メルヴィナが歯噛みしながら鉄格子を握りしめた。
「いやぁ、なんだか面白いよね。普通は中に入ってる側がやることだヨ、それ。出してくれぇ、てさ」
「一体どうやって鍵を掛けたのですッ」
「落ち着きなヨ、ウォールズのお嬢さん。ちょっと様子を見に来ただけサ。ところで、そっちのキミは冷静なんだネ。こないだなんて、襲いかかってきたっていうのに。あの時は怖かった。殺されるかと思っちゃったヨ」
「多分、お前が怒らせるようなことを言ったからだろう」
「ふーん。失敗したなァ。戦わなくて済むならツィスカも連れてくればよかった。前から思ってたけど、キミもキミで興味深いよねェ」
ヴォルフラムが身をかがめながら、無遠慮に魔術師の外套の中を覗き込む。
魔術師は顔を背けながら素っ気なく、
「わたしはこれっぽっちもお前に興味はない」
「残念、残念。
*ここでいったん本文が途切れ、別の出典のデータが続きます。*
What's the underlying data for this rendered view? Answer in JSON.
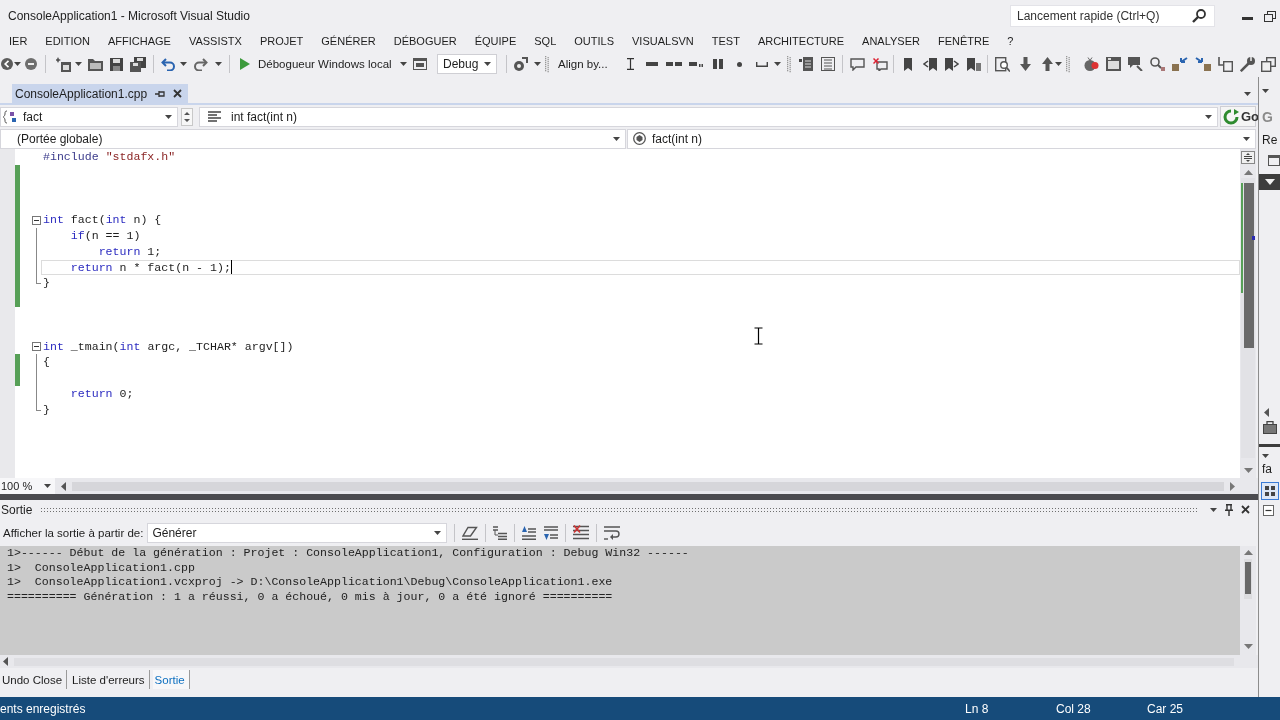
{
  "window": {
    "title": "ConsoleApplication1 - Microsoft Visual Studio",
    "quick_launch": {
      "placeholder": "Lancement rapide (Ctrl+Q)"
    }
  },
  "menu": [
    "IER",
    "EDITION",
    "AFFICHAGE",
    "VASSISTX",
    "PROJET",
    "GÉNÉRER",
    "DÉBOGUER",
    "ÉQUIPE",
    "SQL",
    "OUTILS",
    "VISUALSVN",
    "TEST",
    "ARCHITECTURE",
    "ANALYSER",
    "FENÊTRE",
    "?"
  ],
  "toolbar": {
    "debugger": "Débogueur Windows local",
    "configuration": "Debug",
    "align": "Align by..."
  },
  "document_tabs": [
    {
      "label": "ConsoleApplication1.cpp",
      "selected": true
    }
  ],
  "navigation": {
    "types": "fact",
    "members": "int fact(int n)",
    "go": "Go",
    "scope": "(Portée globale)",
    "function": "fact(int n)"
  },
  "editor": {
    "lines": [
      {
        "kind": "plain",
        "tokens": [
          {
            "text": "#include",
            "kind": "preprocessor"
          },
          {
            "text": " \"stdafx.h\"",
            "kind": "string"
          }
        ],
        "modified": false,
        "current": false
      },
      {
        "kind": "plain",
        "modified": true,
        "current": false
      },
      {
        "kind": "plain",
        "modified": true,
        "current": false
      },
      {
        "kind": "plain",
        "modified": true,
        "current": false
      },
      {
        "kind": "block_start",
        "tokens": [
          {
            "text": "int",
            "kind": "keyword"
          },
          {
            "text": " fact(",
            "kind": "plain"
          },
          {
            "text": "int",
            "kind": "keyword"
          },
          {
            "text": " n) {",
            "kind": "plain"
          }
        ],
        "modified": true,
        "current": false
      },
      {
        "kind": "plain",
        "tokens": [
          {
            "text": "    if",
            "kind": "keyword"
          },
          {
            "text": "(n == 1)",
            "kind": "plain"
          }
        ],
        "modified": true,
        "current": false
      },
      {
        "kind": "plain",
        "tokens": [
          {
            "text": "        return",
            "kind": "keyword"
          },
          {
            "text": " 1;",
            "kind": "plain"
          }
        ],
        "modified": true,
        "current": false
      },
      {
        "kind": "plain",
        "tokens": [
          {
            "text": "    return",
            "kind": "keyword"
          },
          {
            "text": " n * fact(n - 1);",
            "kind": "plain"
          }
        ],
        "modified": true,
        "current": true
      },
      {
        "kind": "block_end",
        "tokens": [
          {
            "text": "}",
            "kind": "plain"
          }
        ],
        "modified": true,
        "current": false
      },
      {
        "kind": "plain",
        "modified": true,
        "current": false
      },
      {
        "kind": "plain",
        "modified": false,
        "current": false
      },
      {
        "kind": "plain",
        "modified": false,
        "current": false
      },
      {
        "kind": "block_start",
        "tokens": [
          {
            "text": "int",
            "kind": "keyword"
          },
          {
            "text": " _tmain(",
            "kind": "plain"
          },
          {
            "text": "int",
            "kind": "keyword"
          },
          {
            "text": " argc, _TCHAR* argv[])",
            "kind": "plain"
          }
        ],
        "modified": false,
        "current": false
      },
      {
        "kind": "plain",
        "tokens": [
          {
            "text": "{",
            "kind": "plain"
          }
        ],
        "modified": true,
        "current": false
      },
      {
        "kind": "plain",
        "modified": true,
        "current": false
      },
      {
        "kind": "plain",
        "tokens": [
          {
            "text": "    return",
            "kind": "keyword"
          },
          {
            "text": " 0;",
            "kind": "plain"
          }
        ],
        "modified": false,
        "current": false
      },
      {
        "kind": "block_end",
        "tokens": [
          {
            "text": "}",
            "kind": "plain"
          }
        ],
        "modified": false,
        "current": false
      }
    ],
    "zoom": "100 %"
  },
  "output": {
    "title": "Sortie",
    "source_label": "Afficher la sortie à partir de:",
    "source": "Générer",
    "lines": [
      "1>------ Début de la génération : Projet : ConsoleApplication1, Configuration : Debug Win32 ------",
      "1>  ConsoleApplication1.cpp",
      "1>  ConsoleApplication1.vcxproj -> D:\\ConsoleApplication1\\Debug\\ConsoleApplication1.exe",
      "========== Génération : 1 a réussi, 0 a échoué, 0 mis à jour, 0 a été ignoré =========="
    ]
  },
  "bottom_tabs": [
    {
      "label": "Undo Close",
      "selected": false
    },
    {
      "label": "Liste d'erreurs",
      "selected": false
    },
    {
      "label": "Sortie",
      "selected": true
    }
  ],
  "status_bar": {
    "message": "ents enregistrés",
    "line": "Ln 8",
    "column": "Col 28",
    "character": "Car 25"
  },
  "side_panel": {
    "upper_label": "G",
    "upper_row": "Re",
    "lower_row": "fa"
  }
}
ま、ボクも今は忙しいからネ。えっと、なんの話だったか……。そうそう、シノを〈教国〉へやるのはやめた方がいい。戻ってこられないかもしれないからネ。そうなったらボクも困っちゃうからサ」
「そうならないように、私も行くのです」
「〈教国〉の魔術師は手強いヨー?」
「『槍』として、命に代えても主命は果たします」
「……あぁ、こりゃダメそうだね」
大仰に首を振り、ヴォルフラムが嘆息してみせた。
「キミはそれでいいのかい? ボクとしては同じ考えでいてほしいネ」
今度は黒いローブの魔術師に言葉を向けた。
「最後には戻ってくる。絶対に」
「キミの言う戻るとは、一体どこに戻るということなんだろうねェ。いいさ、キミがそう言うのなら信じるコトにしておこうかナ。せいぜい死なないようにしてくれよ、シノ・グウェン。ツィスカが悲しむ」
「まだ死にたくはないな。目的を果たしてない」
満足げに頷いたヴォルフラムが、ひらひらと手を振る。
「お騒がせしてしまったネ。これで失礼するヨ」
「待ちなさいッ、貴方にはまだ──」
メルヴィナの言葉が終わらないうちに身を翻すヴォルフラムのローブがはためき、その陰に隠れるようにして姿は跡形もなく消え失せていた。